My friend Nick brought my attention to this post. I know that there is going to be endless post-mortems about the US election for the next weeks and months. This post comes from Adam Geller, within the Trump internal polling community. It tells a different story to what has been common in understanding the American community leading up to the election.
Now I’m not one to criticise the likes of FiveThirtyEight, who are far more expert in understanding statistics and demographics than I ever will be. But they make for a good point of comparison. And they missed something of what Adam saw. Maybe it was the bigger project that Adam had in mind.
Look at the post – it emphasises that in looking at the polling data, you can’t just focus on the top line figures – you have to dig into the data to understand what is going on. It is very perceptive about what was going on in some of those key States.

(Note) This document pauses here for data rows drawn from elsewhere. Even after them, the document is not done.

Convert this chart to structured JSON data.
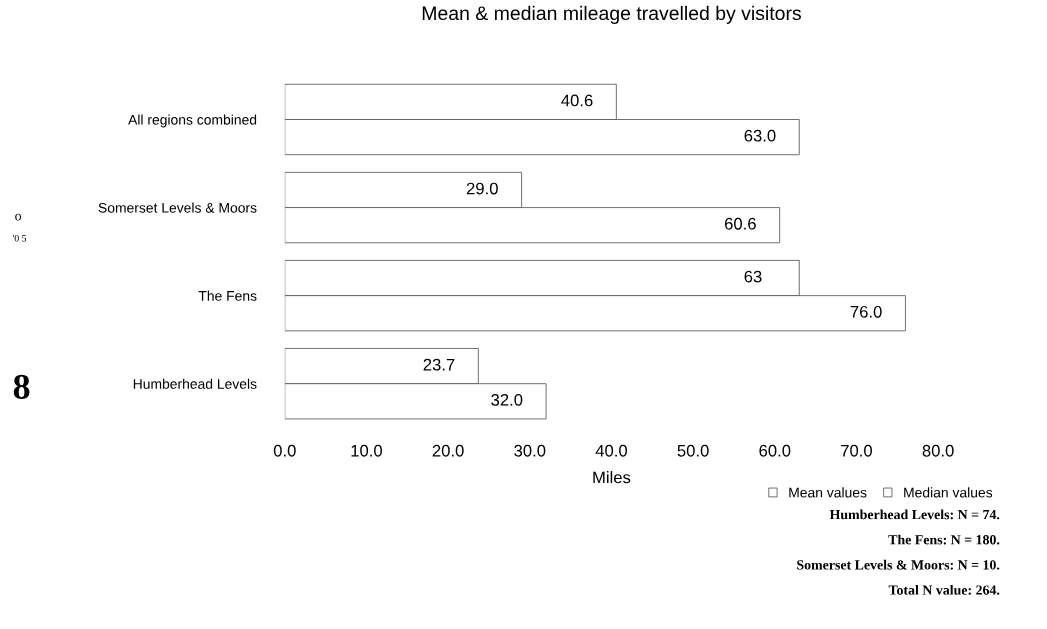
{
  "chart_data": {
    "type": "bar",
    "orientation": "horizontal",
    "title": "Mean & median mileage travelled by visitors",
    "xlabel": "Miles",
    "categories": [
      "All regions combined",
      "Somerset Levels & Moors",
      "The Fens",
      "Humberhead Levels"
    ],
    "series": [
      {
        "name": "Median values",
        "color": "#ffffff",
        "values": [
          40.6,
          29.0,
          63,
          23.7
        ],
        "value_labels": [
          "40.6",
          "29.0",
          "63",
          "23.7"
        ]
      },
      {
        "name": "Mean values",
        "color": "#ffffff",
        "values": [
          63.0,
          60.6,
          76.0,
          32.0
        ],
        "value_labels": [
          "63.0",
          "60.6",
          "76.0",
          "32.0"
        ]
      }
    ],
    "xlim": [
      0,
      80
    ],
    "xticks": [
      {
        "value": 0,
        "label": "0.0"
      },
      {
        "value": 10,
        "label": "10.0"
      },
      {
        "value": 20,
        "label": "20.0"
      },
      {
        "value": 30,
        "label": "30.0"
      },
      {
        "value": 40,
        "label": "40.0"
      },
      {
        "value": 50,
        "label": "50.0"
      },
      {
        "value": 60,
        "label": "60.0"
      },
      {
        "value": 70,
        "label": "70.0"
      },
      {
        "value": 80,
        "label": "80.0"
      }
    ],
    "grid": false,
    "legend": "bottom right",
    "annotations": [
      "Humberhead Levels: N = 74.",
      "The Fens: N = 180.",
      "Somerset Levels & Moors: N = 10.",
      "Total N value: 264.",
      "o",
      "'0 5",
      "8"
    ]
  }
}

I think there are several lessons for organisations, outside of analysis of community behaviour and voting.
First, dashboards might give a sense of security, but they are powerless. You won’t often find really useful measures on business dashboards. Much like the top line figures in the polls. And the corollary – if you are looking at really useful measures, they are not likely to be the usual for dashboard measures. More likely they will be idiosyncratic and locally specific. They will be things like the tidiness of the lunchroom, or the enthusiasm of chat between shifts, or absenteeism among a particular team of support staff. They will be things that seem irrelevant to others.

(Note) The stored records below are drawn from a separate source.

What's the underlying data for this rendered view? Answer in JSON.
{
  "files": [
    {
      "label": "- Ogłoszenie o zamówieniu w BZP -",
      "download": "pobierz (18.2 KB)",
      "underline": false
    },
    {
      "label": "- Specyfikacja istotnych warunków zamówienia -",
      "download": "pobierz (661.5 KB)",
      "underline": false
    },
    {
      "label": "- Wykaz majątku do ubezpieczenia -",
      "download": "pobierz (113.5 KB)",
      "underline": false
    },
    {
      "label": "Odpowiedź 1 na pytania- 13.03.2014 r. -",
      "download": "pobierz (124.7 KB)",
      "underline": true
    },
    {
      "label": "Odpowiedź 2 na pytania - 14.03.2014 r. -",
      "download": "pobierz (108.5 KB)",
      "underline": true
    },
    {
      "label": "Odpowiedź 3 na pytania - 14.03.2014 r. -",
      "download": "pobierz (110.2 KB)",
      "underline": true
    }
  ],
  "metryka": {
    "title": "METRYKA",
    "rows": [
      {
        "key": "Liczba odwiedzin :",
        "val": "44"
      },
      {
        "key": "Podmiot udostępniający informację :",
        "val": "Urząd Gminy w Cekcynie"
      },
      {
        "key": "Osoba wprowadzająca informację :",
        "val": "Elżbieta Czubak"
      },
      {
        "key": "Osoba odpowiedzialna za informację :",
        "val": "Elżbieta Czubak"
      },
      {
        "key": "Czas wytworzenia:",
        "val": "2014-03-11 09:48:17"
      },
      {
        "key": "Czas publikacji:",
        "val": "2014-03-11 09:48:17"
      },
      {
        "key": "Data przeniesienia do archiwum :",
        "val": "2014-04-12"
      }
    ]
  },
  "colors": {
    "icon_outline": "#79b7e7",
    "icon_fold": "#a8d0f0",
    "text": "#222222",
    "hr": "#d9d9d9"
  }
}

Which leads to the second point: our indicators might indeed be irrelevant! They are a hunch, an intuition. Not an uneducated guess, but one based on deep experience and understanding of the way a community works. Nonetheless, you are unlikely to know for sure that what you are paying attention to will actually build the future you are after. Coming back to the Trump team’s analysis: imagine the election had turned out otherwise. We would all look at the polling teams, shrug smugly and reassure ourselves with the wisdom of conventional wisdom. We can admire their insight now because the plan worked. But they were building into the hope of an uncertain future.

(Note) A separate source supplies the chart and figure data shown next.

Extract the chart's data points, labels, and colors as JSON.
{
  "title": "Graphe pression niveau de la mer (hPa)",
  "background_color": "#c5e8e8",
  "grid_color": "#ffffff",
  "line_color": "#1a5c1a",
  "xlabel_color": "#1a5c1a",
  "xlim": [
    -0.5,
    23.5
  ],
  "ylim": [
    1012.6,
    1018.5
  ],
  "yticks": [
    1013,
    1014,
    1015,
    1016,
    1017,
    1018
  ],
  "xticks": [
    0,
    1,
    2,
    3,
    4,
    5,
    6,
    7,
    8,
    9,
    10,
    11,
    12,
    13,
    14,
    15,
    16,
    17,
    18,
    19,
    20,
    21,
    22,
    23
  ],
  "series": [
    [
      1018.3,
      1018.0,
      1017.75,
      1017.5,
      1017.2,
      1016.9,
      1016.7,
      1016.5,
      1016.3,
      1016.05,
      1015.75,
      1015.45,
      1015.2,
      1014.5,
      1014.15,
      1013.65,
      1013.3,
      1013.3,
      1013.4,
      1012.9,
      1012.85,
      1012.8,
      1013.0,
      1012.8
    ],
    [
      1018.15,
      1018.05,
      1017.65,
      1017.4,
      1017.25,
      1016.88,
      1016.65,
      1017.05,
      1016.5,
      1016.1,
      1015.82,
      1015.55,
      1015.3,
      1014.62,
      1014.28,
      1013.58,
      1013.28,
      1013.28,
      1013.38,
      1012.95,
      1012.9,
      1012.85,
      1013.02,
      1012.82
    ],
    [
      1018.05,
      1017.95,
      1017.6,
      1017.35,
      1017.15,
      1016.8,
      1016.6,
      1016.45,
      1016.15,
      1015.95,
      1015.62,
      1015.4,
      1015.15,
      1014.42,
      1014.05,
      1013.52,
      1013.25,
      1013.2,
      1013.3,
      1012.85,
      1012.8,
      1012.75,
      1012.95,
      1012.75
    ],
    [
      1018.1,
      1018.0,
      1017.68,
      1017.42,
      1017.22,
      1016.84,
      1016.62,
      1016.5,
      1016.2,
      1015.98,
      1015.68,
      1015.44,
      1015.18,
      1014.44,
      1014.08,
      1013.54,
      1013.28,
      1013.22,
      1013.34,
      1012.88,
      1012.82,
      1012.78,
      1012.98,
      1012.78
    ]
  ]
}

And that leads to the final point, which is obvious, but often overlooked. The trump team were working on a different question from the likes of fivethirtyeight. I won’t know for sure, but we can guess that fivethirtyeight are basically probing “How will people vote?” Trump’s team were asking things more like “What would it take to mobilise this group to vote?” And “Would it make a difference to our campaign to win another percentage point of active voters in this district?” It might seem hyperbole, but they are in the business of creating history, and whether you like the outcome or not, they have created history.
What does that all mean for organisations? Three lessons:
- Don’t rely on general dashboard measures to give you insight – dig deeper and look for specific, local indicators.
- Keep your goal in mind – you always need context and orientation for individual indicators.
- Be flexible but clear about the questions you are asking – they might not be the ones that others are asking if you are aiming to shape the future.